Lakota Sioux horse mask

Lakota, Sioux, "4th of July Give Away" Horse Mask

CIRCA 1890

Description
A fully beaded horse mask constructed out of native-tanned buffalo, tailored to cover the head, neck and ears of a horse. The face mask is decorated with sinew-sewn seed beads where a series of red crosses (possibly stars) alternate with American flags. The neck has of two sets of three blue and green triangle-diamond-triangle motifs, bisected along the mane with a red lane. (A minor piece of stabilizing hide was added to the joint between the base of the head and the top of the neck in order to support the weight of the bead work.) Attached to the left ear of the horse mask is an old collection tag which reads, “Schondorf / Collection / Sioux / B42965”.

Published: Thomas Cleary, ed, “An Important Pictorial Horse Mask,” Thomas Cleary LLC (Summer 2020): 22-27.

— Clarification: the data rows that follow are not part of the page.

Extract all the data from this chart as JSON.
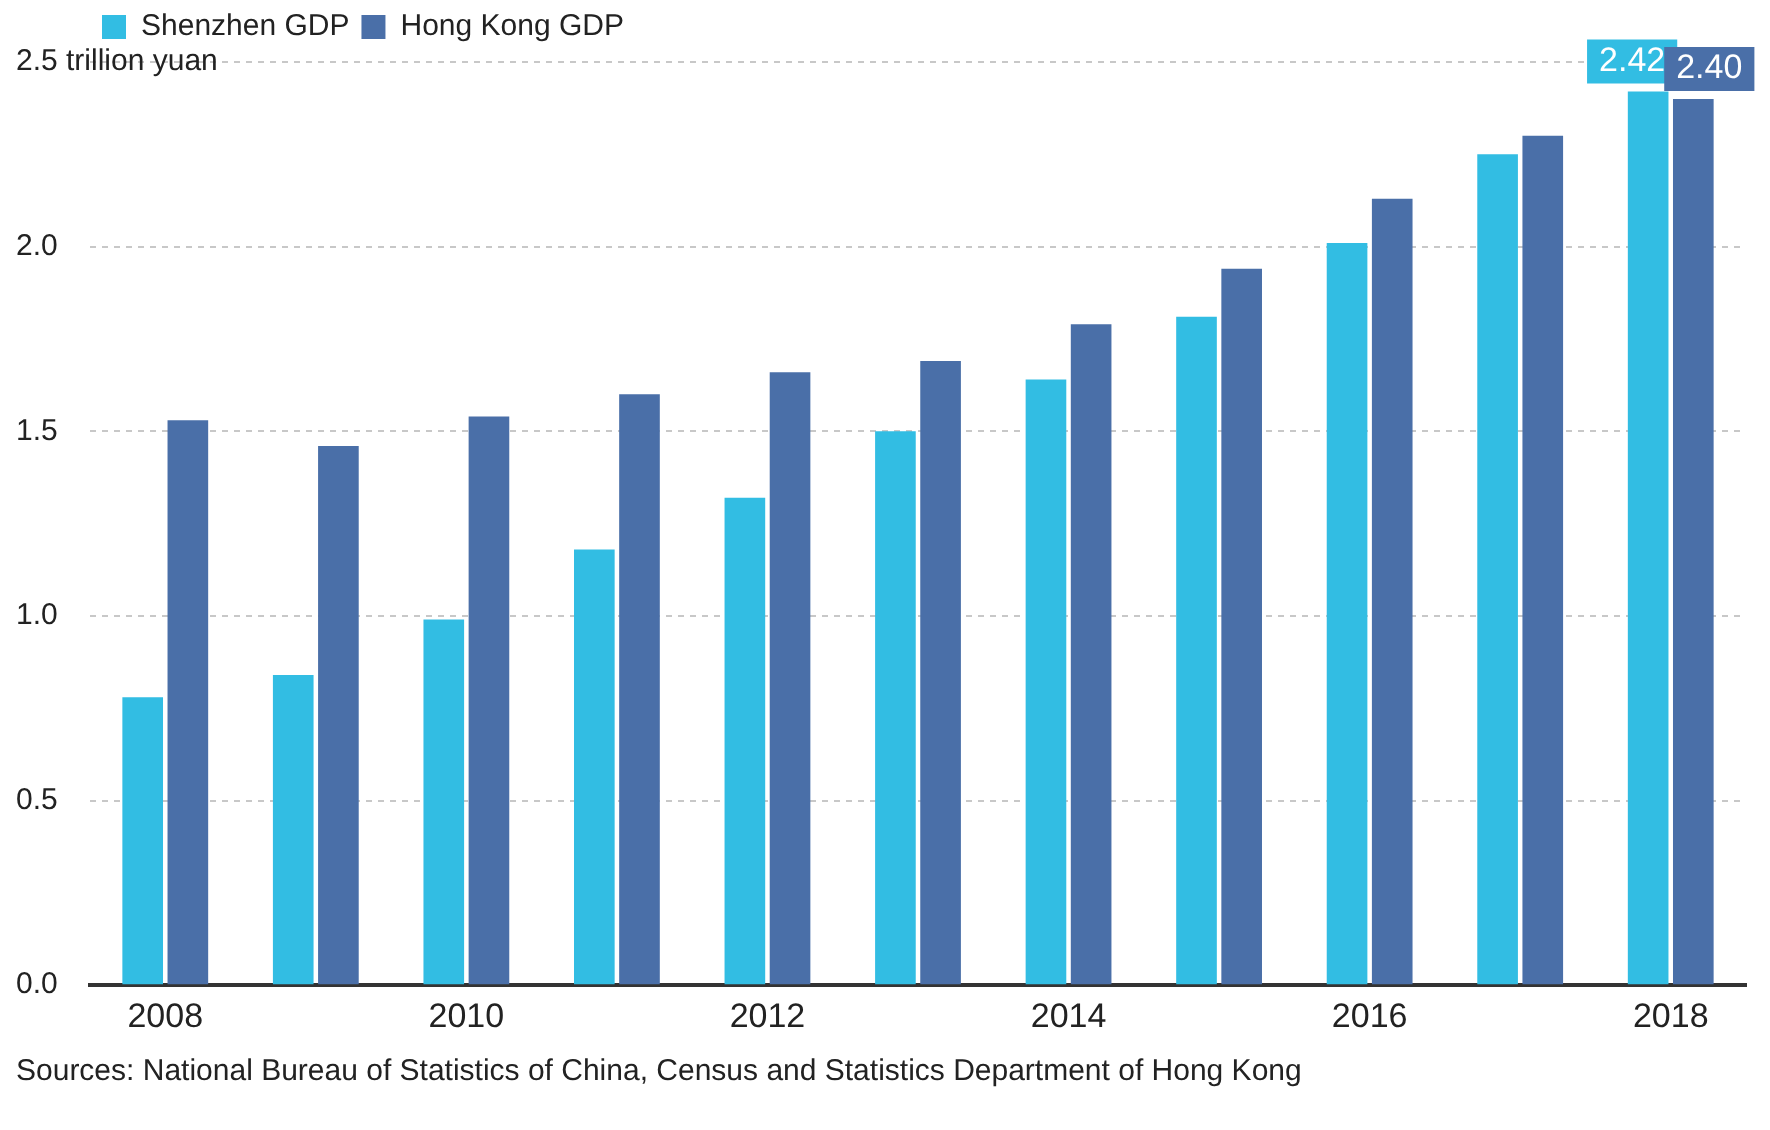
{
  "chart_data": {
    "type": "bar",
    "categories": [
      "2008",
      null,
      "2010",
      null,
      "2012",
      null,
      "2014",
      null,
      "2016",
      null,
      "2018"
    ],
    "series": [
      {
        "name": "Shenzhen GDP",
        "color": "#32bde3",
        "values": [
          0.78,
          0.84,
          0.99,
          1.18,
          1.32,
          1.5,
          1.64,
          1.81,
          2.01,
          2.25,
          2.42
        ],
        "value_labels": [
          null,
          null,
          null,
          null,
          null,
          null,
          null,
          null,
          null,
          null,
          "2.42"
        ]
      },
      {
        "name": "Hong Kong GDP",
        "color": "#4a6fa8",
        "values": [
          1.53,
          1.46,
          1.54,
          1.6,
          1.66,
          1.69,
          1.79,
          1.94,
          2.13,
          2.3,
          2.4
        ],
        "value_labels": [
          null,
          null,
          null,
          null,
          null,
          null,
          null,
          null,
          null,
          null,
          "2.40"
        ]
      }
    ],
    "ylim": [
      0,
      2.5
    ],
    "yticks": [
      {
        "value": 0,
        "label": "0.0"
      },
      {
        "value": 0.5,
        "label": "0.5"
      },
      {
        "value": 1,
        "label": "1.0"
      },
      {
        "value": 1.5,
        "label": "1.5"
      },
      {
        "value": 2,
        "label": "2.0"
      },
      {
        "value": 2.5,
        "label": "2.5 trillion yuan"
      }
    ],
    "grid": "y",
    "legend": "top left",
    "annotations": [
      "Sources: National Bureau of Statistics of China, Census and Statistics Department of Hong Kong"
    ]
  }
}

Steven L. Grafe, “Artistic and Historical Significance,” Native Arts Magazine (August/September 2020): 134-135.

Exhibited: Seth Hopkins, “By Her Hand”. Cartersville, GA: Booth Western Art Museum, on display August 20 – November 27, 2016;

Temporary loan. Cartersville, GA: Booth Western Art Museum, on display until March 2020.

Featured: The mask appears in a photograph, taken c.1905, during a July 4th “give away” celebration by Pine Ridge Superintendent

John Brennan. The photograph belongs South Dakota State Historical Society (Cat. #Brennan Album, #69).